They get 9 ZEV credits for producing a hydrogen car. Whereas they can only get a max of 7 for EVs if they produce a 300-mile range car AND have battery swapping - with the cars they are building now, they only get 3 credits. With hydrogen they just have to build the cars, and have the state of CA pay immense amounts of money to install hydrogen stations. That last "clean car" suite of bills that CA passed in September included lots of money for hydrogen stations thanks to persistent lobbyists - they same way that hydrogen cars got 9 credits. (I assume they will only be sold in CA; can't fuel them anywhere else).

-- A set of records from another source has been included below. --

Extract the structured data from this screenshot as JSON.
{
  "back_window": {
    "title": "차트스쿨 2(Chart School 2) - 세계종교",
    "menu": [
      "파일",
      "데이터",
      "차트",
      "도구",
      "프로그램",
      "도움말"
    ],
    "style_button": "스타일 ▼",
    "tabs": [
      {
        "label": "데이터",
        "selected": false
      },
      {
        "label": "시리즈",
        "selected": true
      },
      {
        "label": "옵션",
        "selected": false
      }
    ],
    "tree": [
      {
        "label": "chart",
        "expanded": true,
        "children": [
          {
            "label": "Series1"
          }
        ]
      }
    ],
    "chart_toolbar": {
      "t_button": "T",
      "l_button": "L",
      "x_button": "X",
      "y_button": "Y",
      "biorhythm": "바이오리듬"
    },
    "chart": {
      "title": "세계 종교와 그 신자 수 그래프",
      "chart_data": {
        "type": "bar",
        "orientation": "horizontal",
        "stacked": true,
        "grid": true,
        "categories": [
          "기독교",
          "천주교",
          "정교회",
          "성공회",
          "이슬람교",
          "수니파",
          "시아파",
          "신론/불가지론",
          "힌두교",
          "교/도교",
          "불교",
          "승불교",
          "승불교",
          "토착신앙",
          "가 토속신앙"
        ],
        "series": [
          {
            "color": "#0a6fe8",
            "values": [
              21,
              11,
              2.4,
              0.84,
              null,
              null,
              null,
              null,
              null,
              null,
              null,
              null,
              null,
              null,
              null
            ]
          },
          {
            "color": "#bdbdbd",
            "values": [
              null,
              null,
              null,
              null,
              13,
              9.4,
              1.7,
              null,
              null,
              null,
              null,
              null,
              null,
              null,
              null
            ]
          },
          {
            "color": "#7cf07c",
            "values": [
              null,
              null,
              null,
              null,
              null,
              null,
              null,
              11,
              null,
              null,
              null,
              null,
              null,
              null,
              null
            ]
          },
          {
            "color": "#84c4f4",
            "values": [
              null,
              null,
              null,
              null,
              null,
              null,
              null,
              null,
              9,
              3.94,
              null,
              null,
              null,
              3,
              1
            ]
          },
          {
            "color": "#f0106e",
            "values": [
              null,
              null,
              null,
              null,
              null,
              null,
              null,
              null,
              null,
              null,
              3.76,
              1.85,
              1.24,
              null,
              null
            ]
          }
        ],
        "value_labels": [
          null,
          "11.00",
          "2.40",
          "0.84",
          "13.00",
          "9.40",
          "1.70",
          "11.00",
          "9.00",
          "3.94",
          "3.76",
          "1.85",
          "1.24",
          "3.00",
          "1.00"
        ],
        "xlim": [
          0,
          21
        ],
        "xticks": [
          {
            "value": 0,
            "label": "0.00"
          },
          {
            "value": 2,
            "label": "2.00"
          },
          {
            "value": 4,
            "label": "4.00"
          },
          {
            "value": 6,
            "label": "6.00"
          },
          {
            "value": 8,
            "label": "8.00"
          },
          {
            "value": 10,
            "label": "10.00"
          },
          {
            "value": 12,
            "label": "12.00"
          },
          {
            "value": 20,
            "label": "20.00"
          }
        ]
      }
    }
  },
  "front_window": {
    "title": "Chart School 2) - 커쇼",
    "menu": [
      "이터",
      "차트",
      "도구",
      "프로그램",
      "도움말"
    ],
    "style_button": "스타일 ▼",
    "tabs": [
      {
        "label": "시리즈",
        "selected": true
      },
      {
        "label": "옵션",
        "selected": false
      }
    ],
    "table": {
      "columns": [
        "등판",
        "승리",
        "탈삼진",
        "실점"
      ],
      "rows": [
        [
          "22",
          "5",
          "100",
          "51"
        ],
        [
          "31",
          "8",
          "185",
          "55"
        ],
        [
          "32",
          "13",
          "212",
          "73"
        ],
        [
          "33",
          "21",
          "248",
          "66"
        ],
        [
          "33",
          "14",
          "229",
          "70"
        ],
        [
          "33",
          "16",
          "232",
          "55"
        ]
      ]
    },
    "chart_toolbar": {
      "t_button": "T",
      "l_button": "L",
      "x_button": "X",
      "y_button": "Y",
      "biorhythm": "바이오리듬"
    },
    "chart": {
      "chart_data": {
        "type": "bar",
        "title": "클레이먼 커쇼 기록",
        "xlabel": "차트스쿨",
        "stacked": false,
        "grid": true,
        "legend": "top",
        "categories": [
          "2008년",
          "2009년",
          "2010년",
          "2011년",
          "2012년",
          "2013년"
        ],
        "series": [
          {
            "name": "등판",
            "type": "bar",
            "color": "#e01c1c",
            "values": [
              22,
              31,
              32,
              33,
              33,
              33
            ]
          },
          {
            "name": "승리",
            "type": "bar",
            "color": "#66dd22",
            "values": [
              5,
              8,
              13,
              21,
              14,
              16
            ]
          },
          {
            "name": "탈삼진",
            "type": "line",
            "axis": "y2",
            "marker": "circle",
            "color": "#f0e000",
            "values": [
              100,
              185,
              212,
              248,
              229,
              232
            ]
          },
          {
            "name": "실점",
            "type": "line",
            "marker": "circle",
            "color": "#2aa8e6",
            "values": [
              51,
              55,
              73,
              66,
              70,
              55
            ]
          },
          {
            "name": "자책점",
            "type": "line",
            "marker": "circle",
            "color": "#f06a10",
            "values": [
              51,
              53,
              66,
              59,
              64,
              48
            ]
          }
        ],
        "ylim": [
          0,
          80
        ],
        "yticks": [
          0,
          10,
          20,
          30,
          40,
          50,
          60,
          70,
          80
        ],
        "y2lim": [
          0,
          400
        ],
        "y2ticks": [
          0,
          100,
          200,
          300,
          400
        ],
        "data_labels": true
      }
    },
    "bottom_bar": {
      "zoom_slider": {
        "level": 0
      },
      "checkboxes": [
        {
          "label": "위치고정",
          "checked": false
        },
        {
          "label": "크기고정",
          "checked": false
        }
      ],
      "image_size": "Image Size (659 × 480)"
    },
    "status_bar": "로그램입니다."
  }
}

For the compliance car manufacturers, this is really attractive. They are losing money for each car; by building hydrogen cars instead of EVs, they can lose 3x as much money per car and still come out even financially (actually better if they figure they can fill in the missing cars with gas cars) - and it doesn't honk off their dealers that don't want to take the time to explain charging to new customers.
They aren't trying to make the world a better place or even produce the best cars they can; they are trying to lose as little money as possible while continuing to sell gas cars. Given the CARB credit structure, hydrogen cars look attractive for that purpose. Plus hydrogen has always been further out than EVs, which meant they could push out sales of anything a long time as long as they kept saying hydrogen was close. In fact for many years, they got credits just for hydrogen research. This changed around 2008 or 2009; Nissan and BMW announced their electric car programs the next month. (Rather than just do compliance cars, they decided to try to make lemonade and make a business out of it. They are still conquest cars though, not meant to appeal to their existing customers). The Volt and Model S were already planned; they were the only cars that were not a result of this credit change (well, the Mitsubishi i-MiEV was around too; but only for Japan - it coming to the US was in response to the others announcing their EV programs).